Mongabay.co.id

Upaya Petani Swadaya Benahi Tata Kelola Kebun Sawit

Suratno Warsito, adalah petani asal Desa Merarai Satu, Kecamatan Sungai Tebelian, Sintang, Kalimantan Barat. Bersama anggota Koperasi Rimba Harapan, mereka berusaha benahi tata kelola kabun sawit. Foto: dokumen Suratno Warsito

 

 

 

 

 

Suratno Warsito, adalah petani asal Desa Merarai Satu, Kecamatan Sungai Tebelian, Sintang, Kalimantan Barat. Petani sawit mandiri ini berkeinginan kuat untuk berkebun dengan peka terhadap lingkungan sekitar. Ketua Koperasi Rimba Harapan (KRH) ini, menargetkan, pada 2020, mereka bisa mengantongi sertifikat Roundtable on Suistainable Palm Oil (RSPO). Koperasi ini juga menyiapkan, agar para petani bisa mendapatkan Indonesian Sustainable Palm Oil (ISPO).
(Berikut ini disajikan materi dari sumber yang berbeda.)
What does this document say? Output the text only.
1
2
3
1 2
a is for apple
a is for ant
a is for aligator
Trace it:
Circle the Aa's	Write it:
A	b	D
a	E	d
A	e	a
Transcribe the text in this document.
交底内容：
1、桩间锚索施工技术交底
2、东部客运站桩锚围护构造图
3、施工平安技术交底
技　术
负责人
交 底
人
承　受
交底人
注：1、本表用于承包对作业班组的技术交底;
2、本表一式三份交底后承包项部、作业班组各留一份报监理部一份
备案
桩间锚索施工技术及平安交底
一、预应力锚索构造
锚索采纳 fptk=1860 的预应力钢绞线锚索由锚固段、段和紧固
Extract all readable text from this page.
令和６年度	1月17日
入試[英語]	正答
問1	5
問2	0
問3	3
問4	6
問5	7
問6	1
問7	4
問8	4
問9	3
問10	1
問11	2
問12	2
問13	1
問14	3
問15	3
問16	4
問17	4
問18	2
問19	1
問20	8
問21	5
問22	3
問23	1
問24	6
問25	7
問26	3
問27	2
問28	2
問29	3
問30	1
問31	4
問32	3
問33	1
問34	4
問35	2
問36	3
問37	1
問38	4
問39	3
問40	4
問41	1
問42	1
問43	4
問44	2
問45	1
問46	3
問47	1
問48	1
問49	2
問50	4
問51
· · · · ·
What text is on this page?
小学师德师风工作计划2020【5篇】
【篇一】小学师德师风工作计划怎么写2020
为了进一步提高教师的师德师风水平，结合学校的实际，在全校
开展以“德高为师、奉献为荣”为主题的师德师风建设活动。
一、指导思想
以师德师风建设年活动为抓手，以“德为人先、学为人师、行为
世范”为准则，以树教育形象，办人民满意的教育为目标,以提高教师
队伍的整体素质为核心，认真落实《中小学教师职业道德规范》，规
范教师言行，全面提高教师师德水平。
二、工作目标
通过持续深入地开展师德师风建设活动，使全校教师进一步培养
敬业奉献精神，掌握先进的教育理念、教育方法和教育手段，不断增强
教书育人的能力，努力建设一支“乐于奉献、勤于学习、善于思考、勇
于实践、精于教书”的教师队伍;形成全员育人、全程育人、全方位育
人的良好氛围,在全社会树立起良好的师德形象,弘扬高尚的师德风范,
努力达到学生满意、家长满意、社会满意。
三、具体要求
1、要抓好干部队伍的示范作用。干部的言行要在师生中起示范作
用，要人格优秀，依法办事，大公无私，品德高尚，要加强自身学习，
Pada akhir Maret 2019, Suratno dan petani lain menandatangani nota kesepahaman (memorandum of understanding/MoU) dengan PT Sintang Agro Mandiri (SAM). Dengan MoU ini, perusahaan akan membeli sawit-sawit rakyat swadaya terutama KRH sampai 10 tahun ke depan.

Suratno cerita, setiap petani sawit yang ingin jadi anggota koperasi harus patuh dengan semua aturan, antara lain, petani dilarang keras membuka lahan untuk kebun sawit dengan membakar.

Kerjasama ini diharapkan dapat meningkatkan pendapatan petani, dengan kepastian pasar hasil kebun mereka.

“Selama ini, selalu dilema untuk menjual TBS (tandan buah segar-red), kalau pun diterima harga rendah,” katanya akhir Juli lalu saat hadir di Pontianak, sebagai pembicara dalam Workshop Jurnalis yang diselenggarakan Mongabay Indonesia, bertajuk ‘Sawit Rakyat, Permasalahan dan Tantangan Berkelanjutan.’

Saat ini, harga relatif stabil, pada kisaran Rp1240 per kg TBS. Alasan pabrik tak menerima TBS petani biasa soal standar mutu. Kualitas TBS petani harus sama dengan dari kebun perusahaan.

Untuk menghasilkan buah bermutu, tanaman harus cukup mendapatkan pupuk dan dipelihara dengan baik. Pemupukan dengan kimia tentu mahal. Petani mana sanggup. Lagi pula, Suratno memikirkan dampak pada lingkungan.

Suratno pun membuat pupuk organik. Selain menekan harga, pupuk organik juga ramah lingkungan.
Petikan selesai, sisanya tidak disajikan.